Off-campus classes unfair to students

We support professors’ right to stand in solidarity with striking workers but, while there are many acceptable ways of doing so, we do not believe holding class off campus is an appropriate method of expressing that solidarity.

This is a deeply philosophical issue, and as such, we do not take it lightly. We expect healthy academic debate about the strike. However, forcing students to incur the extra costs of attending classes off campus is unacceptable and turns the classroom into a battleground for striking clerical workers.

Across the University, 161 classes with more than 4,000 students are being held off campus, according to the union Web site www.uworkers.org.

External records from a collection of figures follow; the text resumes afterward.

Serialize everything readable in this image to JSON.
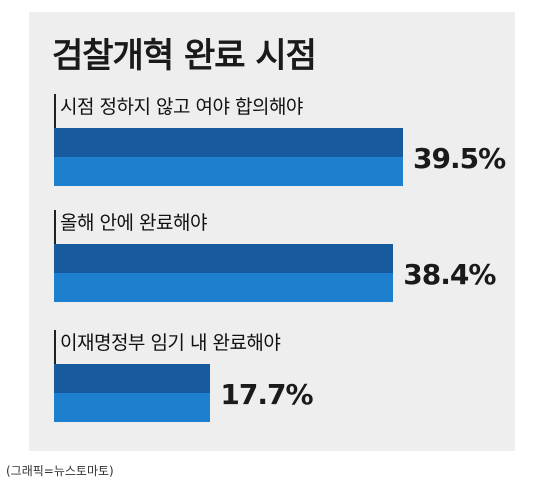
{
  "chart_data": {
    "type": "bar",
    "orientation": "horizontal",
    "title": "검찰개혁 완료 시점",
    "categories": [
      "시점 정하지 않고 여야 합의해야",
      "올해 안에 완료해야",
      "이재명정부 임기 내 완료해야"
    ],
    "values": [
      39.5,
      38.4,
      17.7
    ],
    "value_labels": [
      "39.5%",
      "38.4%",
      "17.7%"
    ],
    "xlim": [
      0,
      45
    ],
    "grid": false,
    "legend": "none",
    "colors": {
      "bar_top": "#175a9e",
      "bar_bottom": "#1f7fcf",
      "panel": "#eeeeee"
    }
  },
  "caption": "(그래픽=뉴스토마토)"
}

Professors have said they plan to hold classes off campus because they want to support striking clerical workers.

Our problems with this stem from three fundamental realities.

First, students have already borne the brunt of a huge state budget cut and witnessed tuition rates skyrocket 15 percent. Generally, the economic health of students is in no way improving. Thus, students should not be expected to entertain the whims of labor-minded professors who force them to bear the costs of transporting themselves off campus to various locations.

Second, while professors disdain the notion that students are their employers by right of the huge sums of money we pay for their services, that is the truth. We have every right to expect a high-quality education in on campus University facilities.

Third, many students schedule classes with a bare minimum of between-class transit time. A change to the class’s location can be hugely disruptive, not to mention costly.

How, then, can so many professors justify holding class off campus? Do students owe the strikers anything? No. The University is asking clerical workers to foot their share of the budget cuts; students have already done so.

University President Bob Bruininks told The Minnesota Daily that off-campus classes are indeed unfair to students. We agree, and professors should recognize this reality as well.